Le sol sous lui sembla vaciller légèrement, la pièce elle-même s’était déformée l’espace d’un instant. Une scène jaillit de son esprit, avec la violence d’un souvenir qui refusait d’être ignoré.
Un bureau.
Un commissariat.
Un meurtre.
La même scène de crime. Encore et encore.
Les visages identiques.
Les mêmes gestes.
Les mêmes dialogues.
Un frisson d’effroi lui traversa la colonne vertébrale.
Il secoua la tête dans une tentative désespérée d’effacer cette sensation de déjà-vu oppressante, comme si un voile allait se lever et lui permettre de voir ce qui se cachait derrière. Mais non. Tout restait flou, disloqué, incomplet.
— Ce que tu ressens, poursuivit Renard d’une voix douce, mesurée, presque bienveillante, c’est une fracture cognitive.
Un terme clinique. Froid. Précis. Conçu pour expliquer l’inexplicable.
— Ton esprit essaye de relier des souvenirs qui ne sont pas censés coexister.
Un frisson d’horreur se glissa sous sa peau.
Un mensonge.
Un mensonge bien huilé, pensé, répété, perfectionné. Un script qu’ils lui jouaient encore, une explication clé en main pour qu’il ne remette jamais en cause ce qu’il voyait.
Un scénario qu’ils avaient dû lui servir d’innombrables fois.
Mais cette fois, il ne s’y laisserait pas prendre.
Parce qu’il savait maintenant que quelque chose d’autre se cachait derrière.
Et il allait le découvrir.
Il était prêt à voir la vérité.
Et c’est à cet instant précis qu’un murmure s’infiltra dans son esprit.
Subtil. Lointain.
— Tu es sur la bonne voie… mais il te manque une pièce.

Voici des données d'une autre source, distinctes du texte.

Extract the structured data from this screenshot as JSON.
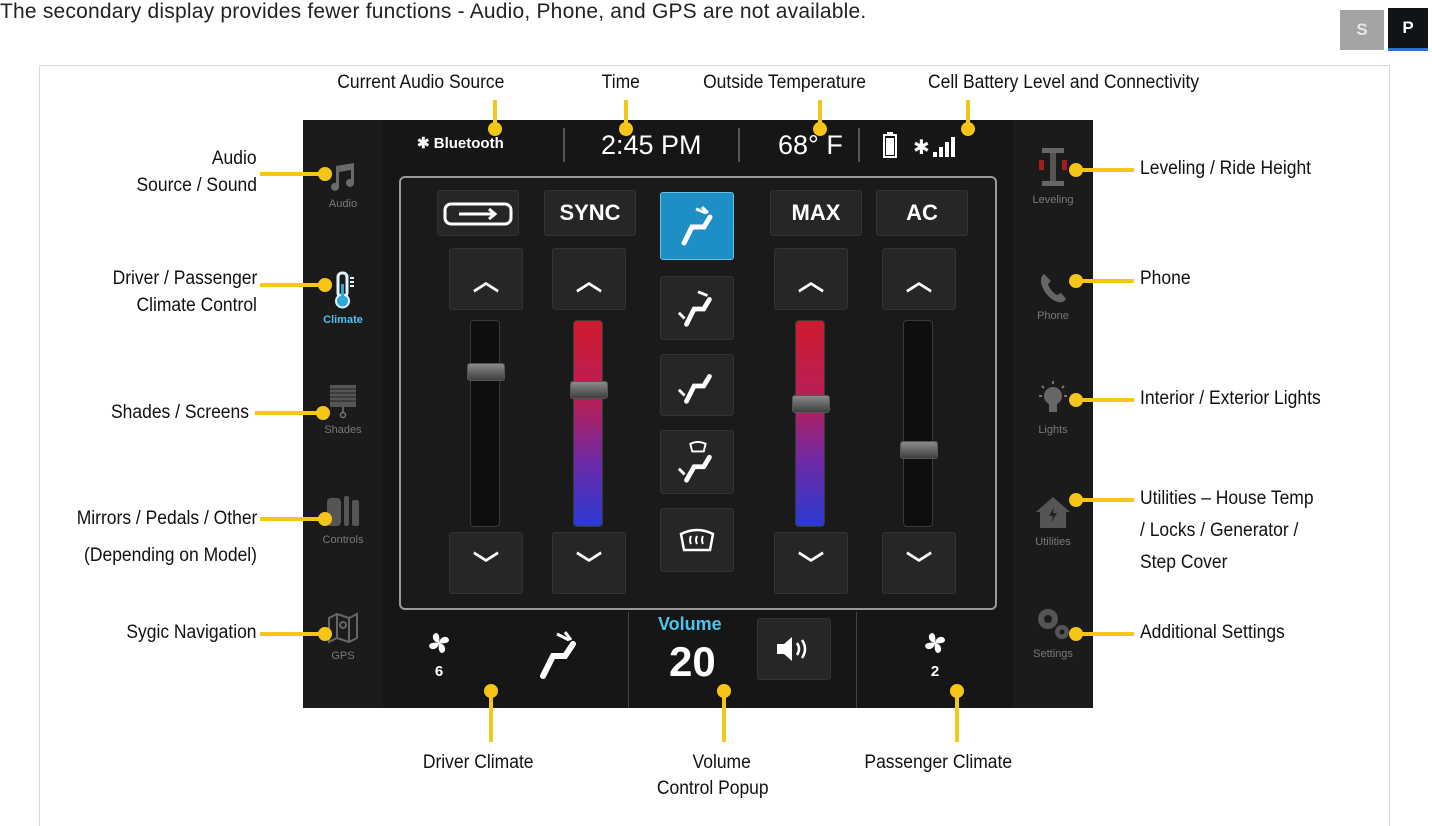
{
  "caption": "The secondary display provides fewer functions - Audio, Phone, and GPS are not available.",
  "toggles": {
    "s": "S",
    "p": "P"
  },
  "labels": {
    "current_audio_source": "Current Audio Source",
    "time": "Time",
    "outside_temperature": "Outside Temperature",
    "cell_battery": "Cell Battery Level and Connectivity",
    "audio_source_l1": "Audio",
    "audio_source_l2": "Source / Sound",
    "climate_l1": "Driver / Passenger",
    "climate_l2": "Climate Control",
    "shades": "Shades / Screens",
    "mirrors_l1": "Mirrors / Pedals / Other",
    "mirrors_l2": "(Depending on Model)",
    "sygic": "Sygic Navigation",
    "leveling": "Leveling / Ride Height",
    "phone": "Phone",
    "lights": "Interior / Exterior Lights",
    "utilities_l1": "Utilities – House Temp",
    "utilities_l2": "/ Locks / Generator /",
    "utilities_l3": "Step Cover",
    "settings": "Additional Settings",
    "driver_climate": "Driver Climate",
    "volume_l1": "Volume",
    "volume_l2": "Control Popup",
    "passenger_climate": "Passenger Climate"
  },
  "screen": {
    "left_nav": [
      {
        "label": "Audio",
        "icon": "music-note-icon"
      },
      {
        "label": "Climate",
        "icon": "thermometer-icon",
        "active": true
      },
      {
        "label": "Shades",
        "icon": "shades-icon"
      },
      {
        "label": "Controls",
        "icon": "controls-icon"
      },
      {
        "label": "GPS",
        "icon": "map-icon"
      }
    ],
    "right_nav": [
      {
        "label": "Leveling",
        "icon": "leveling-icon"
      },
      {
        "label": "Phone",
        "icon": "phone-icon"
      },
      {
        "label": "Lights",
        "icon": "bulb-icon"
      },
      {
        "label": "Utilities",
        "icon": "house-icon"
      },
      {
        "label": "Settings",
        "icon": "gears-icon"
      }
    ],
    "topbar": {
      "audio_source": "Bluetooth",
      "time": "2:45 PM",
      "temperature": "68° F"
    },
    "panel": {
      "sync": "SYNC",
      "max": "MAX",
      "ac": "AC"
    },
    "bottombar": {
      "driver_fan": "6",
      "volume_label": "Volume",
      "volume_value": "20",
      "passenger_fan": "2"
    },
    "colors": {
      "accent": "#2fa8d8",
      "callout": "#f5c518",
      "heat": "#e0203a",
      "cool": "#2a3ad0"
    }
  }
}
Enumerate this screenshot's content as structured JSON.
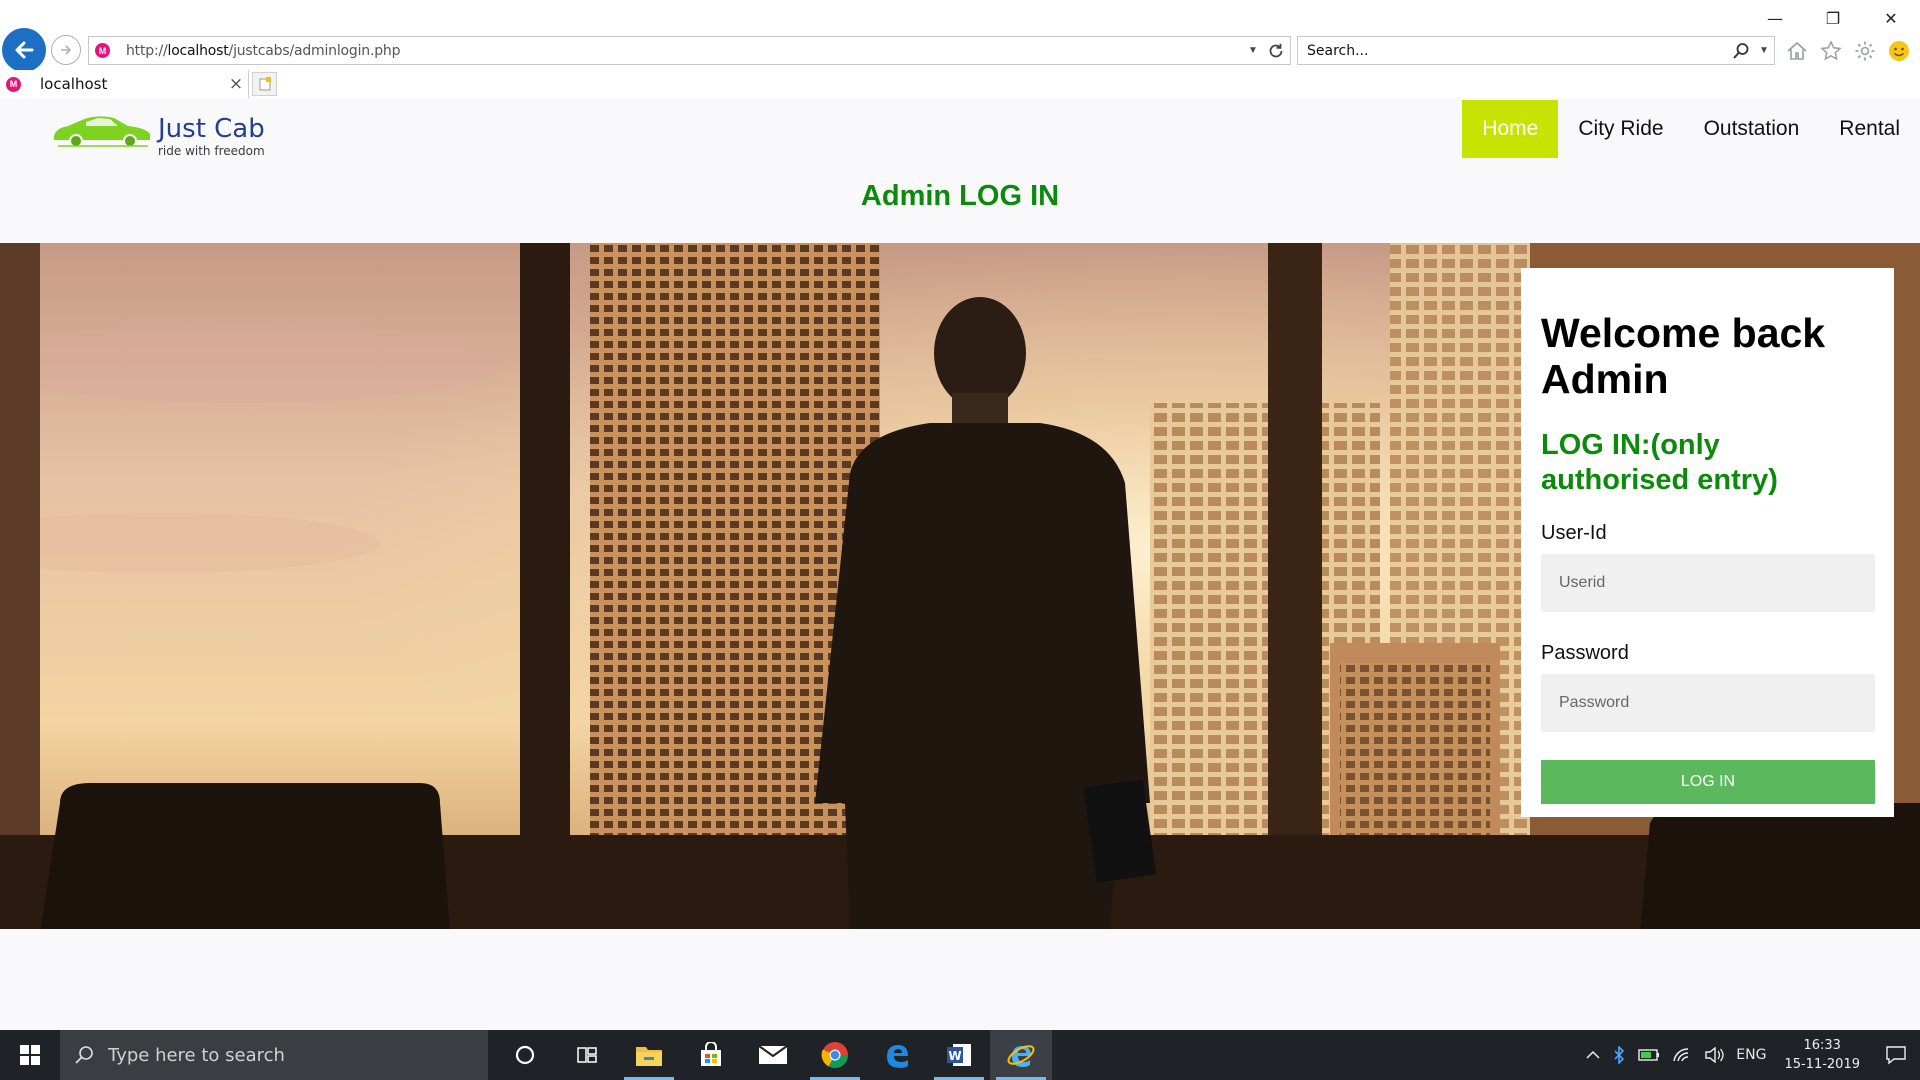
{
  "browser": {
    "url_prefix": "http://",
    "url_host": "localhost",
    "url_path": "/justcabs/adminlogin.php",
    "search_placeholder": "Search...",
    "tab_title": "localhost",
    "tab_close": "×",
    "minimize": "—",
    "restore": "❐",
    "close": "✕"
  },
  "site": {
    "brand_name": "Just Cab",
    "brand_tagline": "ride with freedom",
    "nav": [
      {
        "label": "Home",
        "active": true
      },
      {
        "label": "City Ride",
        "active": false
      },
      {
        "label": "Outstation",
        "active": false
      },
      {
        "label": "Rental",
        "active": false
      }
    ],
    "page_heading": "Admin LOG IN",
    "accent_color": "#c7e300",
    "heading_color": "#0b8a0b"
  },
  "login": {
    "welcome_line1": "Welcome back",
    "welcome_line2": "Admin",
    "subtitle_line1": "LOG IN:(only",
    "subtitle_line2": "authorised entry)",
    "userid_label": "User-Id",
    "userid_placeholder": "Userid",
    "password_label": "Password",
    "password_placeholder": "Password",
    "button_label": "LOG IN",
    "button_color": "#5cb85c"
  },
  "taskbar": {
    "search_placeholder": "Type here to search",
    "language": "ENG",
    "time": "16:33",
    "date": "15-11-2019",
    "apps": [
      "cortana-icon",
      "task-view-icon",
      "file-explorer-icon",
      "store-icon",
      "mail-icon",
      "chrome-icon",
      "edge-icon",
      "word-icon",
      "internet-explorer-icon"
    ]
  }
}
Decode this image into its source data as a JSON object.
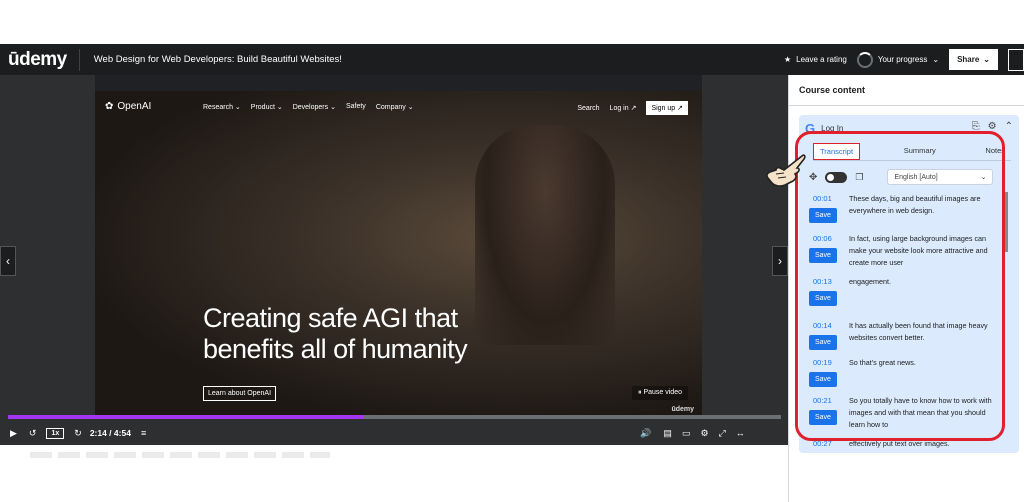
{
  "header": {
    "logo": "ūdemy",
    "course_title": "Web Design for Web Developers: Build Beautiful Websites!",
    "rating_label": "Leave a rating",
    "progress_label": "Your progress",
    "share_label": "Share"
  },
  "video": {
    "site": {
      "logo": "OpenAI",
      "nav": [
        "Research",
        "Product",
        "Developers",
        "Safety",
        "Company"
      ],
      "search": "Search",
      "login": "Log in ↗",
      "signup": "Sign up ↗",
      "hero_line1": "Creating safe AGI that",
      "hero_line2": "benefits all of humanity",
      "learn": "Learn about OpenAI",
      "pause": "⏸ Pause video",
      "watermark": "ūdemy"
    },
    "progress": 0.46,
    "speed": "1x",
    "time": "2:14 / 4:54"
  },
  "panel": {
    "title": "Course content",
    "login": "Log In",
    "tabs": [
      "Transcript",
      "Summary",
      "Notes"
    ],
    "language": "English [Auto]",
    "save_label": "Save",
    "entries": [
      {
        "time": "00:01",
        "text": "These days, big and beautiful images are everywhere in web design."
      },
      {
        "time": "00:06",
        "text": "In fact, using large background images can make your website look more attractive and create more user"
      },
      {
        "time": "00:13",
        "text": "engagement."
      },
      {
        "time": "00:14",
        "text": "It has actually been found that image heavy websites convert better."
      },
      {
        "time": "00:19",
        "text": "So that's great news."
      },
      {
        "time": "00:21",
        "text": "So you totally have to know how to work with images and with that mean that you should learn how to"
      },
      {
        "time": "00:27",
        "text": "effectively put text over images."
      }
    ]
  },
  "colors": {
    "header_bg": "#1c1d1f",
    "progress_fill": "#a435f0",
    "panel_bg": "#dbeafd",
    "accent_blue": "#1a73e8",
    "highlight_red": "#e0202d"
  }
}
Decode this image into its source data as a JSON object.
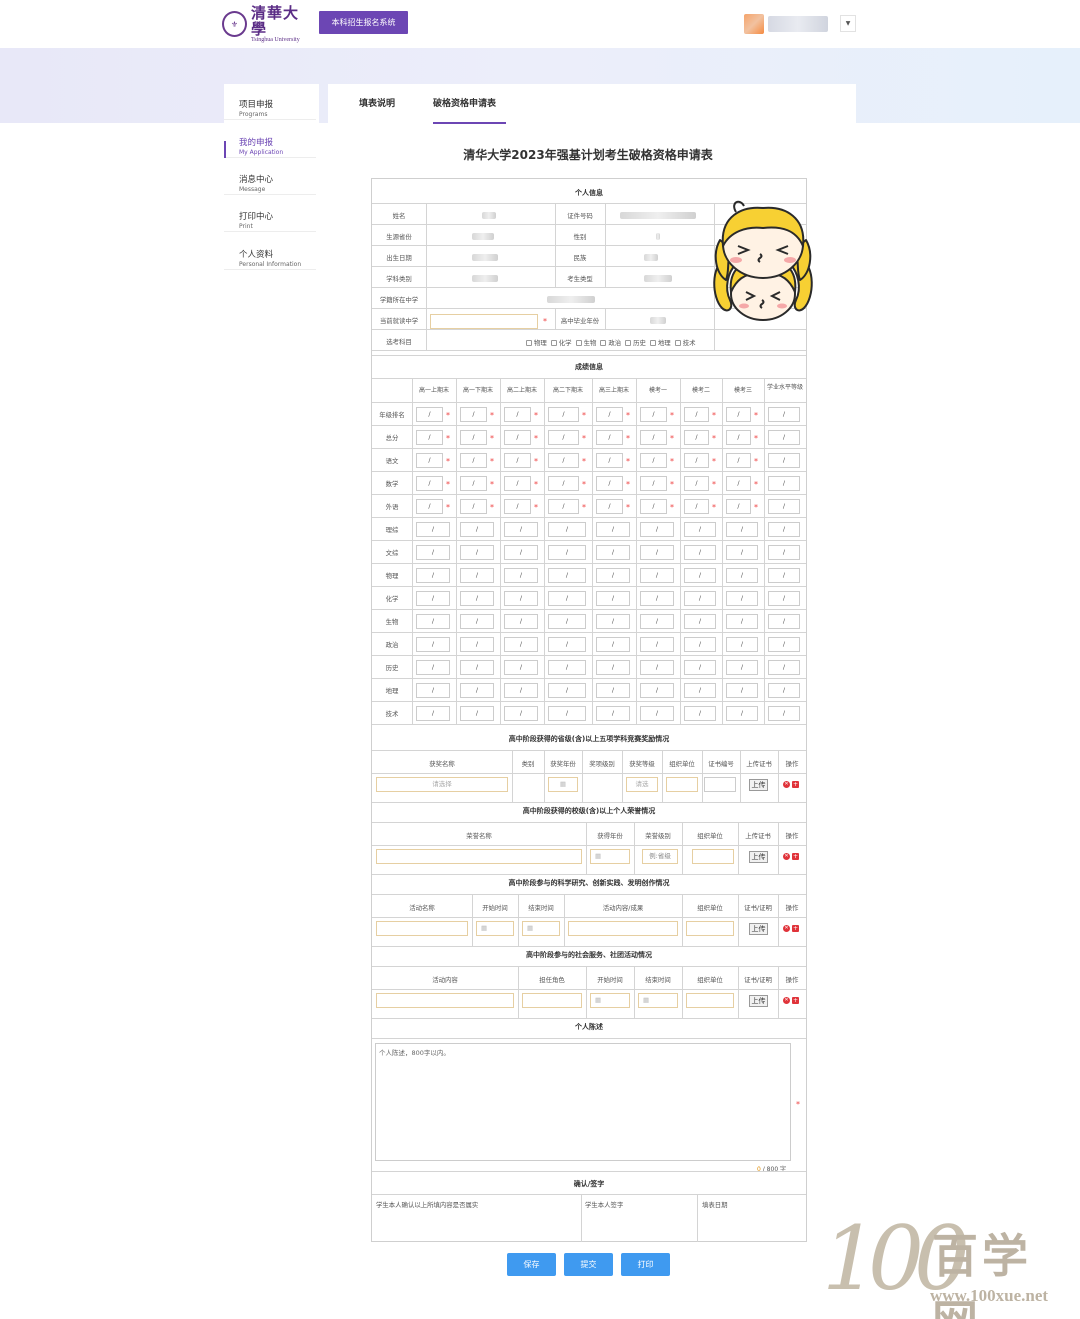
{
  "header": {
    "logo_cn": "清華大學",
    "logo_en": "Tsinghua University",
    "system_button": "本科招生报名系统"
  },
  "sidebar": {
    "items": [
      {
        "label": "项目申报",
        "sub": "Programs"
      },
      {
        "label": "我的申报",
        "sub": "My Application"
      },
      {
        "label": "消息中心",
        "sub": "Message"
      },
      {
        "label": "打印中心",
        "sub": "Print"
      },
      {
        "label": "个人资料",
        "sub": "Personal Information"
      }
    ]
  },
  "tabs": [
    "填表说明",
    "破格资格申请表"
  ],
  "form": {
    "title": "清华大学2023年强基计划考生破格资格申请表",
    "personal": {
      "heading": "个人信息",
      "labels": [
        "姓名",
        "证件号码",
        "生源省份",
        "性别",
        "出生日期",
        "民族",
        "学科类别",
        "考生类型",
        "学籍所在中学",
        "当前就读中学",
        "高中毕业年份",
        "选考科目"
      ],
      "subjects": [
        "物理",
        "化学",
        "生物",
        "政治",
        "历史",
        "地理",
        "技术"
      ]
    },
    "scores": {
      "heading": "成绩信息",
      "columns": [
        "高一上期末",
        "高一下期末",
        "高二上期末",
        "高二下期末",
        "高三上期末",
        "模考一",
        "模考二",
        "模考三",
        "学业水平等级"
      ],
      "rows": [
        "年级排名",
        "总分",
        "语文",
        "数学",
        "外语",
        "理综",
        "文综",
        "物理",
        "化学",
        "生物",
        "政治",
        "历史",
        "地理",
        "技术"
      ],
      "cell": "/",
      "required_mark": "*"
    },
    "awards": {
      "heading": "高中阶段获得的省级(含)以上五项学科竞赛奖励情况",
      "columns": [
        "获奖名称",
        "类别",
        "获奖年份",
        "奖项级别",
        "获奖等级",
        "组织单位",
        "证书编号",
        "上传证书",
        "操作"
      ],
      "select_placeholder": "请选择",
      "select2_placeholder": "请选"
    },
    "honors": {
      "heading": "高中阶段获得的校级(含)以上个人荣誉情况",
      "columns": [
        "荣誉名称",
        "获得年份",
        "荣誉级别",
        "组织单位",
        "上传证书",
        "操作"
      ],
      "level_placeholder": "例:省级"
    },
    "research": {
      "heading": "高中阶段参与的科学研究、创新实践、发明创作情况",
      "columns": [
        "活动名称",
        "开始时间",
        "结束时间",
        "活动内容/成果",
        "组织单位",
        "证书/证明",
        "操作"
      ]
    },
    "service": {
      "heading": "高中阶段参与的社会服务、社团活动情况",
      "columns": [
        "活动内容",
        "担任角色",
        "开始时间",
        "结束时间",
        "组织单位",
        "证书/证明",
        "操作"
      ]
    },
    "statement": {
      "heading": "个人陈述",
      "placeholder": "个人陈述，800字以内。",
      "count": "0",
      "limit": "/ 800 字"
    },
    "confirm": {
      "heading": "确认/签字",
      "labels": [
        "学生本人确认以上所填内容是否属实",
        "学生本人签字",
        "填表日期"
      ]
    },
    "upload_label": "上传"
  },
  "actions": [
    "保存",
    "提交",
    "打印"
  ],
  "watermark": {
    "num": "100",
    "cn": "百学网",
    "url": "www.100xue.net"
  }
}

Étienne sursauta imperceptiblement.
Son souffle se bloqua.
Son regard fouilla la pièce, cherchant une origine à ce qu’il venait d’entendre. Mais rien. Personne.
David et Renard n’avaient pas bougé.
Ils étaient là, figés dans leur théâtre morbide, attendant patiemment qu’il franchisse l’étape suivante de leur jeu infernal.
Pourtant… il savait qu’il ne l’avait pas imaginé.
La voix résonnait encore dans sa tête.
Elle semblait distante. Filtrée. Déformée, un écho provenant de très loin, d’un autre endroit, d’un autre espace.
Mais elle était bien là.
Et elle s’adressait à lui.
Un frisson incontrôlable lui parcourut l’échine.
Son cœur s’accéléra brutalement.
Une faille.
Non. Une brèche.
Quelqu’un… quelque part, essayait de lui parler.
Il n’était plus seul.
La sortie existait. Il devait juste la trouver.